Date: Thu, 10 Jan 2013 18:57:15 +0000 (UTC)
User-agent: slrn/0.9.7.4 (Win32)

In article <address@hidden>, Chet Ramey wrote:
> On 1/9/13 1:27 PM, John Caruso wrote:
>> In article <address@hidden>, Chet Ramey wrote:
>>> Yes.  Through 4.2.28, the dirspell option will cause the filename to be
>>> rewritten with spelling correction internally, but the corrected filename
>>> will not be rewritten on the command line.
[...]
>>  This is what I get from stock bash 4.2
>> with no patches (and bash 4.2.10 and 4.2.24 behaved the same way):
>> 
>>    bash-4.2$ shopt -s dirspell
>>    bash-4.2$ ls /ect/passwd<TAB>
>>    /ect/passwd: No such file or directory
>> 
>> The TAB there produces a space (and no bell) as though dirspell is in
>> fact acting on the filename, but executing the command shows that bash
>> is still using the misspelled filename internally.  
> 
> We're saying the same thing, differently.  The reason there is no bell and
> the space is appended is because readline thinks the completion has
> succeeded.  The reason it thinks the completion has succeeded is because it
> has -- bash has corrected ect to etc and told readline so.  The difference
> is that readline doesn't think it has to rewrite what appears in the actual
> input buffer, because bash has not told it to do so.  So readline gets
> /etc/passwd back as a valid completion, verifies that's not a directory
> and so appends a space and goes on.  The input buffer doesn't get changed
> and hitting return passes the still-uncorrected filename to ls.

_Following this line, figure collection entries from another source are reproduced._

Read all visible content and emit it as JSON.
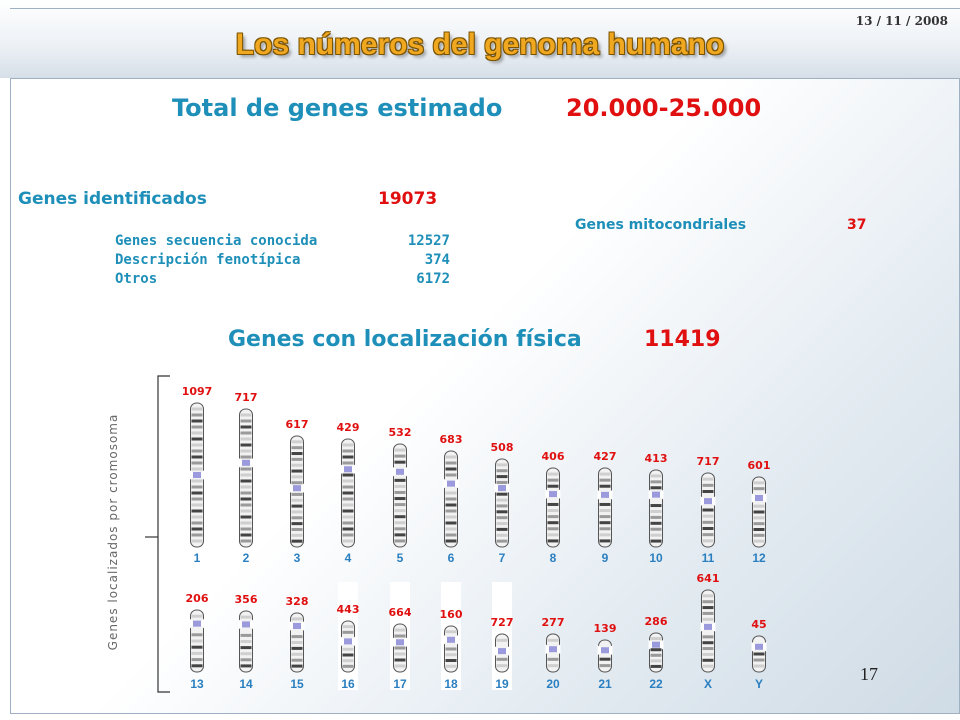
{
  "header": {
    "date": "13 / 11 / 2008",
    "title": "Los números del genoma humano"
  },
  "total": {
    "label": "Total de genes estimado",
    "value": "20.000-25.000"
  },
  "identified": {
    "label": "Genes identificados",
    "value": "19073",
    "rows": [
      {
        "label": "Genes secuencia conocida",
        "value": "12527"
      },
      {
        "label": "Descripción fenotípica",
        "value": "374"
      },
      {
        "label": "Otros",
        "value": "6172"
      }
    ]
  },
  "mitochondrial": {
    "label": "Genes mitocondriales",
    "value": "37"
  },
  "localized": {
    "label": "Genes con localización física",
    "value": "11419"
  },
  "axis_label": "Genes localizados por cromosoma",
  "chromosomes": [
    {
      "name": "1",
      "count": "1097"
    },
    {
      "name": "2",
      "count": "717"
    },
    {
      "name": "3",
      "count": "617"
    },
    {
      "name": "4",
      "count": "429"
    },
    {
      "name": "5",
      "count": "532"
    },
    {
      "name": "6",
      "count": "683"
    },
    {
      "name": "7",
      "count": "508"
    },
    {
      "name": "8",
      "count": "406"
    },
    {
      "name": "9",
      "count": "427"
    },
    {
      "name": "10",
      "count": "413"
    },
    {
      "name": "11",
      "count": "717"
    },
    {
      "name": "12",
      "count": "601"
    },
    {
      "name": "13",
      "count": "206"
    },
    {
      "name": "14",
      "count": "356"
    },
    {
      "name": "15",
      "count": "328"
    },
    {
      "name": "16",
      "count": "443"
    },
    {
      "name": "17",
      "count": "664"
    },
    {
      "name": "18",
      "count": "160"
    },
    {
      "name": "19",
      "count": "727"
    },
    {
      "name": "20",
      "count": "277"
    },
    {
      "name": "21",
      "count": "139"
    },
    {
      "name": "22",
      "count": "286"
    },
    {
      "name": "X",
      "count": "641"
    },
    {
      "name": "Y",
      "count": "45"
    }
  ],
  "page_number": "17",
  "colors": {
    "teal": "#1e8fb8",
    "red": "#e01010",
    "orange": "#f0a820",
    "label_blue": "#2a7fc0",
    "centromere": "#9a9adc"
  }
}
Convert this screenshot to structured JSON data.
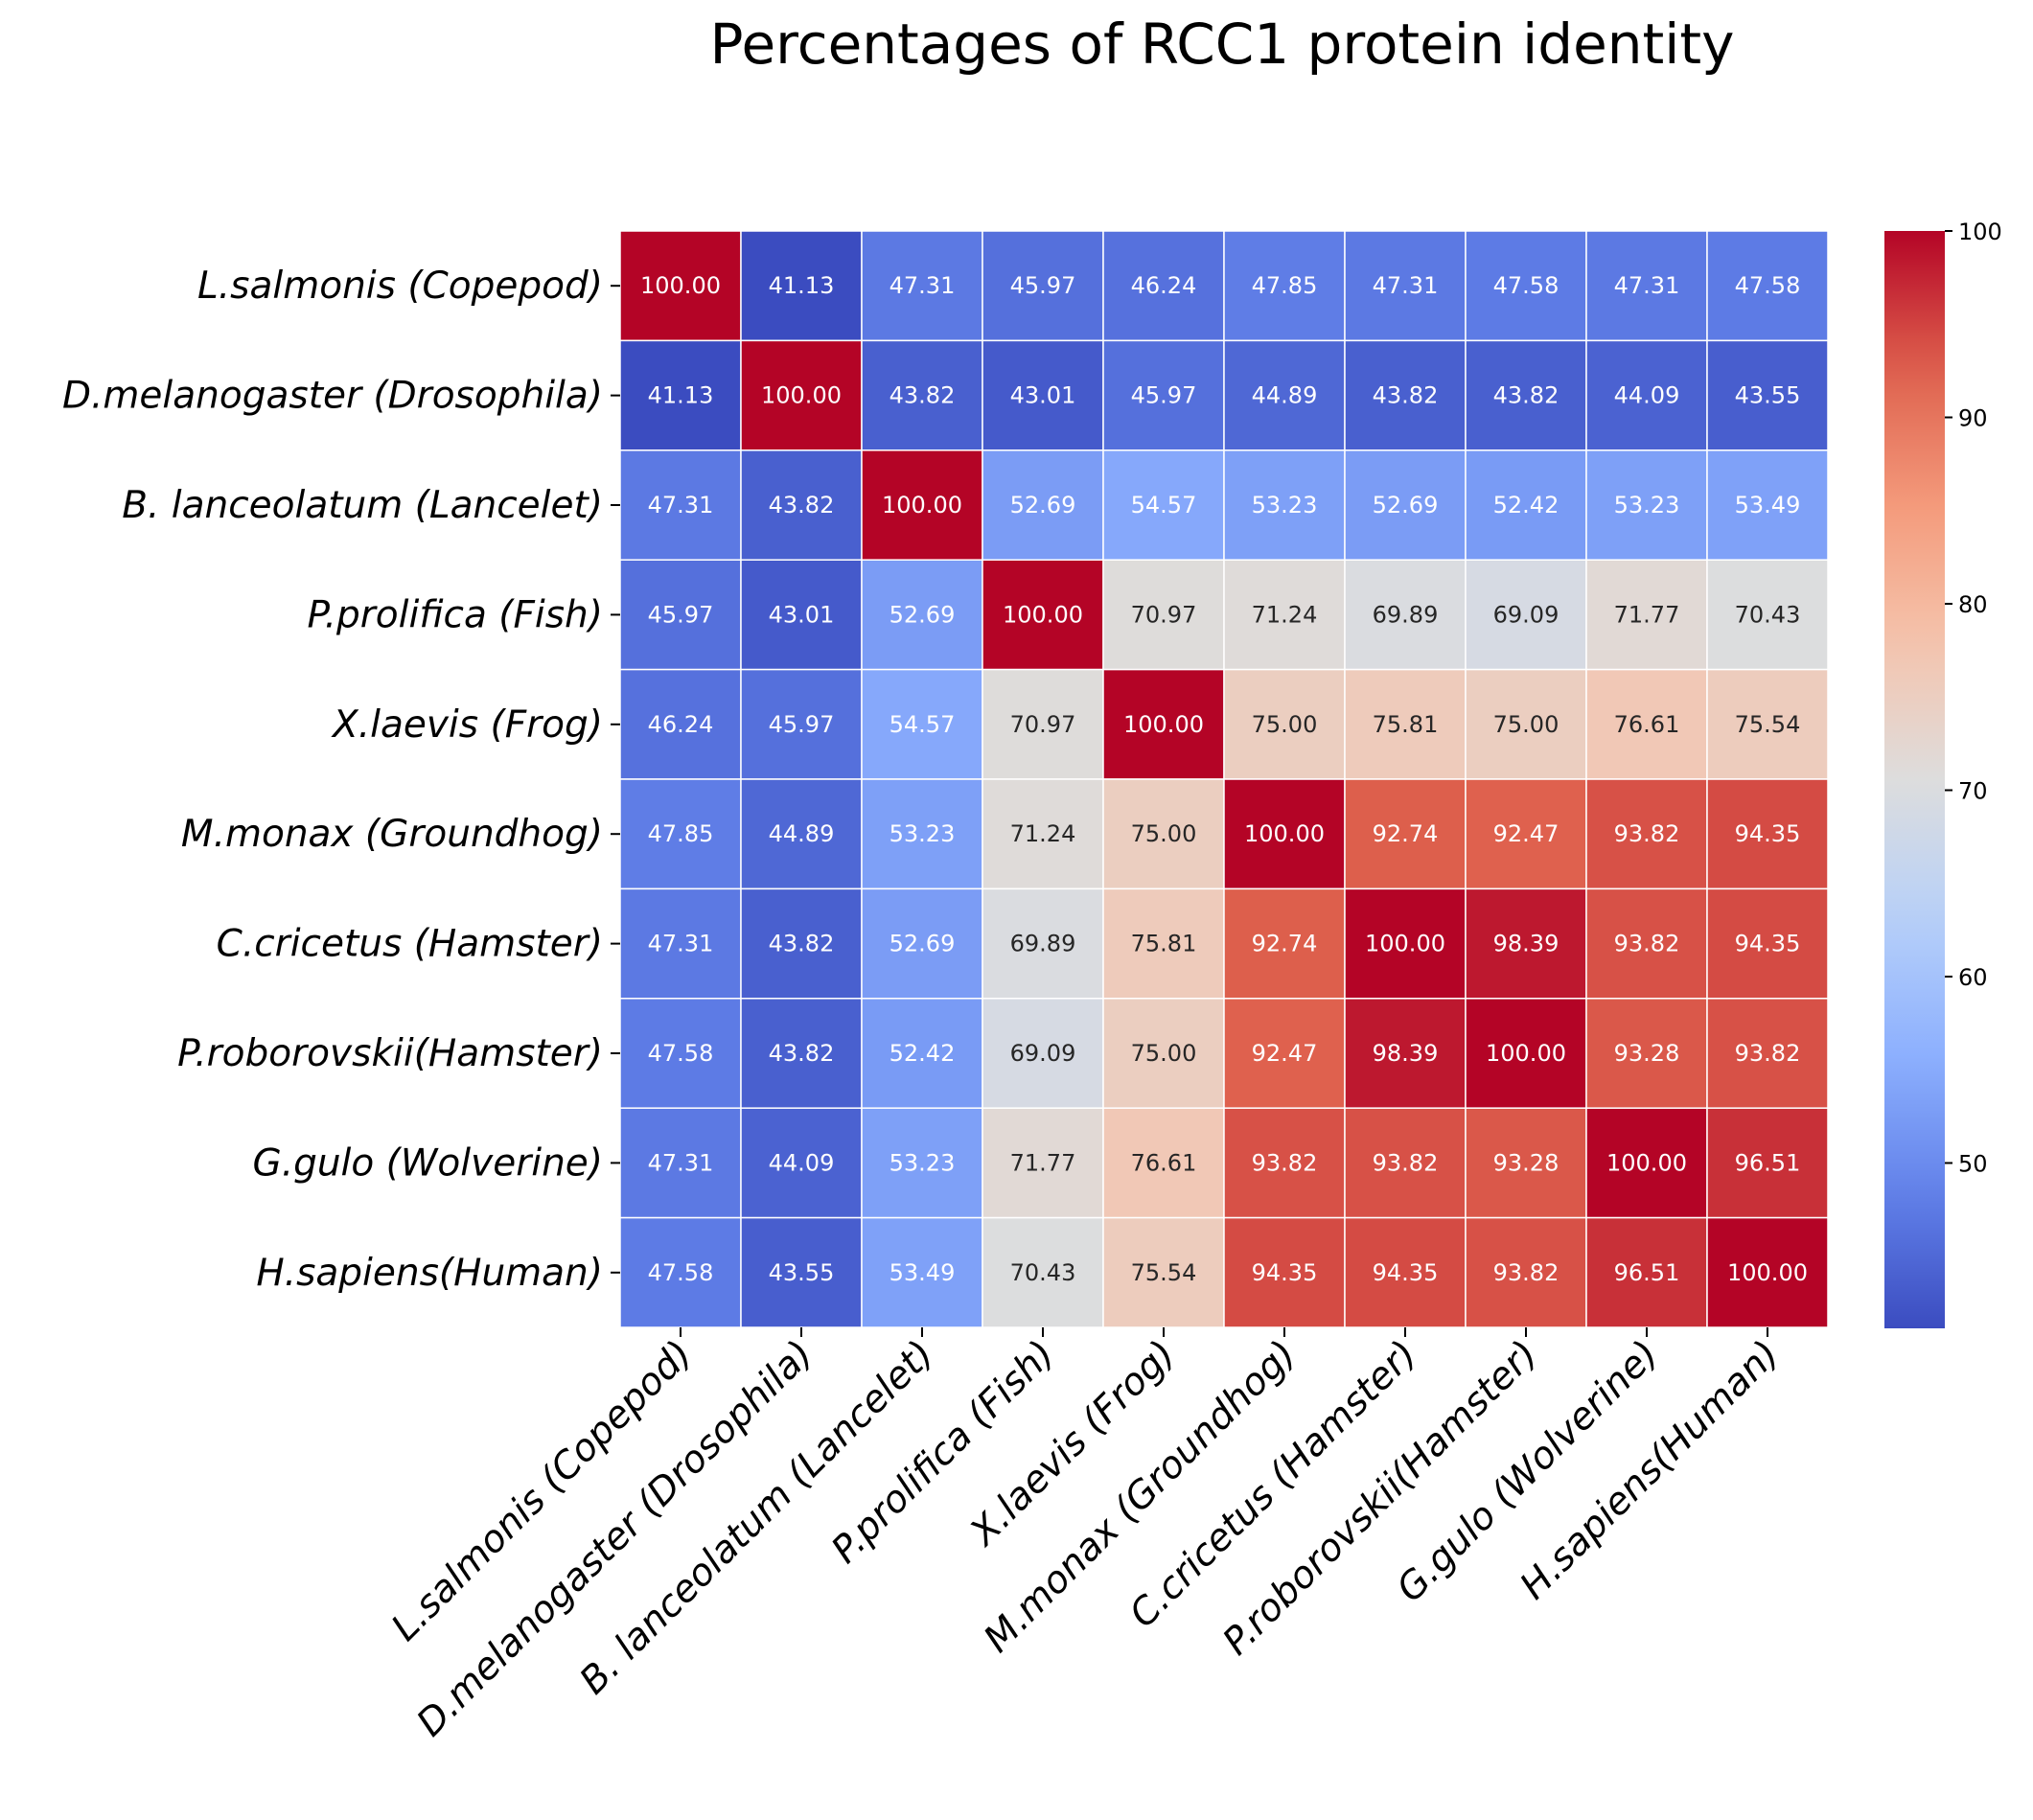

Ok.  When you said the filename was "rewritten with spelling correction
internally" I took your meaning to be that although it may look wrong
on the screen it was correct internally and so it would produce correct
results.  But it sounds like you were really saying that although the
correct filename existed in some internal bash data structures, these
data structures never saw the light of day.  From a user perspective that
seems like an invisible distinction, which is why I assumed you meant
the former and not the latter.

> Having direxpand enabled tells bash (and,
> indirectly, readline) that it's ok to rewrite what appears in the input
> buffer to the form it uses internally to decide what to do about
> completions.  In the most common case, that means things like $PWD will
> be expanded to the current directory, or $HOME will be expanded to your
> home directory.

For what it's worth, if you type $HOME/<partial-dir><TAB> in tcsh it will
complete <partial-dir> relative to $HOME but leave $HOME untouched.  I
can see arguments for both ways, though I like how that behavior separates
path completion/spelling correction from inline variable expansion etc
(among other things it means that the command's history entry will still
reference the variable, so if the variable changes, executing the command
from history will pick up the new value).